Toya Barnes-Teamer Ph.D. Inspiration for Future Generations
Edwin Buggage | 4/6/2016, 10:39 a.m. | Updated on 4/6/2016, 10:39 a.m.
Toya Barnes-Teamer PhD is committed to giving back to her City. Coming from humble beginnings in the Lower 9th Ward, she says this is where the seeds were planted for her lifelong commitment to serving others. “My parents Emanuel Barnes Sr. and Dolores Barnes instilled in us to help those in need, in addition there were so many people who supported and helped me to get where I am, I feel it is my duty to give back,” says Barnes-Teamer, who holds bachelor’s and master's degrees from Loyola University and received her PhD in Higher Education Administration from the University of New Orleans. She has worked for over two-decades in higher education at both the university and technical college level. Barnes-Teamer feels that her experiences working with young people from different backgrounds has been fulfilling in seeing young people reach their goals. “I am always proud to see kids walking across the stage during graduation time. To see them work through whatever obstacles they face and to see them realize that hard work pays off, is a great feeling for me as they begin down the road to success.”

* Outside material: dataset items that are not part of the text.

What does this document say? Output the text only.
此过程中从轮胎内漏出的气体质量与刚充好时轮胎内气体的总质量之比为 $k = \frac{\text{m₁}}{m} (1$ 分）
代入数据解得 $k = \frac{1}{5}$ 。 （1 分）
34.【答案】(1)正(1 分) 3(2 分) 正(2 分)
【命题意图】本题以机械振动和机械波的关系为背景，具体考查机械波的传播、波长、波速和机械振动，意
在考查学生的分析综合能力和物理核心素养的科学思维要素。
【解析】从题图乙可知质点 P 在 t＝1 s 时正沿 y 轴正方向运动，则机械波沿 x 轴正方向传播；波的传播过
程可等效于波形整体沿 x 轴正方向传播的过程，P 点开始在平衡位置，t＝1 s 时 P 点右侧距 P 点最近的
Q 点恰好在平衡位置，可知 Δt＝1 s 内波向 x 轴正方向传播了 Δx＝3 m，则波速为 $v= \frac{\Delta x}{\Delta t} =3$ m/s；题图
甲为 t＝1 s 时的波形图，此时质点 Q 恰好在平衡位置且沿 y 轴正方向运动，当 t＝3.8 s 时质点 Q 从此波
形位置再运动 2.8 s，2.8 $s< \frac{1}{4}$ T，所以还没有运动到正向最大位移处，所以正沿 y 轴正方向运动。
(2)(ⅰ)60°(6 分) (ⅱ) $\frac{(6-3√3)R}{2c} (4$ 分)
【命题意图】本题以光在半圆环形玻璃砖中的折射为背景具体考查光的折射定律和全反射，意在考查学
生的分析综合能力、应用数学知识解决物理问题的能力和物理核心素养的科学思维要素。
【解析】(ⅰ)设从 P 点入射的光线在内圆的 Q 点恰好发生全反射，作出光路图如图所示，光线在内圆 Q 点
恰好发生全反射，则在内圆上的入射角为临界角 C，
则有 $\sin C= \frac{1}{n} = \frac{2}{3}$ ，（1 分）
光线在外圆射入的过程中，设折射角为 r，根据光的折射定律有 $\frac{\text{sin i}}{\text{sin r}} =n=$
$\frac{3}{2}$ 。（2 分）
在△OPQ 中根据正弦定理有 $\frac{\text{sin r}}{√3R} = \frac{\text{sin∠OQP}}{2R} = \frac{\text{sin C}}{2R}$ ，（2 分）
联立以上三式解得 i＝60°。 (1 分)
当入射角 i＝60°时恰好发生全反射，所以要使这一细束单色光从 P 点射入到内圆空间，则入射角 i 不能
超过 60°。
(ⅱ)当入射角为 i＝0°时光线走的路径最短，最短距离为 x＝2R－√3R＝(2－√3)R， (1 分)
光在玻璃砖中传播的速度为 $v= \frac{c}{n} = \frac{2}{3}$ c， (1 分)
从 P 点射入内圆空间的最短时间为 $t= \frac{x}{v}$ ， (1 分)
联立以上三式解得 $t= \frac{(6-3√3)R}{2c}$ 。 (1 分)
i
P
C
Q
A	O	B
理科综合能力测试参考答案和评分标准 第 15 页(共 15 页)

She is committed to and on the frontlines in helping to solve many of the problems that faces the City of New Orleans. While she understands that much needs to be done to fix the City on the education and economic front, something she believes create situations where young people make bad choices; she feels solutions must start at home and the community level. “We have to stop pointing the finger at the schools because k-12 can only do so much, it is up to parents and the community to take up the issue of raising our young and again become a village in raising our children,” says Teamer. “We need to have a more holistic approach to repair what I feel is a multigenerational problem in our community, we must not only engage our children but we must get better at helping families improve their quality of life.”
For her service of helping others throughout her career she’s received several awards including; being a two-time recipient of the Louisiana Community and Technical College System (LCTCS) President's Awards, one for exemplary leadership during the Hurricane Katrina crisis, and another for workforce development in the region. She was also selected by New Orleans City Business as one of its "40 under 40" individuals to watch in the community. Barnes-Teamer is appreciative of the recognition, but feels that giving back is her duty to her City helping in its rebuilding effort, “I remember after the storm, there were people who said with your credentials you can go and work somewhere other than New Orleans, and I told them I have to go back and help rebuild my City that’s created the foundation for my life and shaped who I am,” says Teamer.
Toya says she could not do all she’s done in her life without what she calls her partner and best friend; her husband of over two-decades Roderic Teamer Sr. and the love of her three children Tai, Tia and Roderic Jr. “My family and my faith means a lot to me, from my immediate to my extended family, it’s been important to me since I was a child and still is today as I raise my own children. I can remember walking through the 9th Ward as a little girl to St. David Church and our community being one where everybody was encouraged to succeed. And many of the people I grew up with are doing great things in the City.” Today she is planting those same seeds in her children; her oldest daughter Tai, is a student at Loyola University and is part of the New Orleans Ballet Association (NOBA) and is involved with youth in the City teaching dance at NORD Centers across the City including Pete Sanchez Community Center in the Lower Ninth Ward. Her other daughter Tia is also a student at Loyola and is active in student media and her son Roderic Jr. is a student/athlete playing on the football team at Tulane University.
Toya Barnes-Teamer is a woman who is committed to empowering all the people of New Orleans, but she feels that African-Americans and their institutions and history is important in maintaining given the monumental changes taking place in New Orleans post-Hurricane Katrina. “Newspapers like Data News Weekly must continue because we need someone who can tell the story of African-American people of New Orleans. We need Dillard, SUNO and Xavier to continue to help educate the future leaders of our City and be part of the rich legacy of our City.” Continuing she says, “But if we are to be the great City we can be it is about all people working together regardless of their backgrounds or race, and that is what my life is dedicated to trying to do my part in making our City great and inspire future generations.”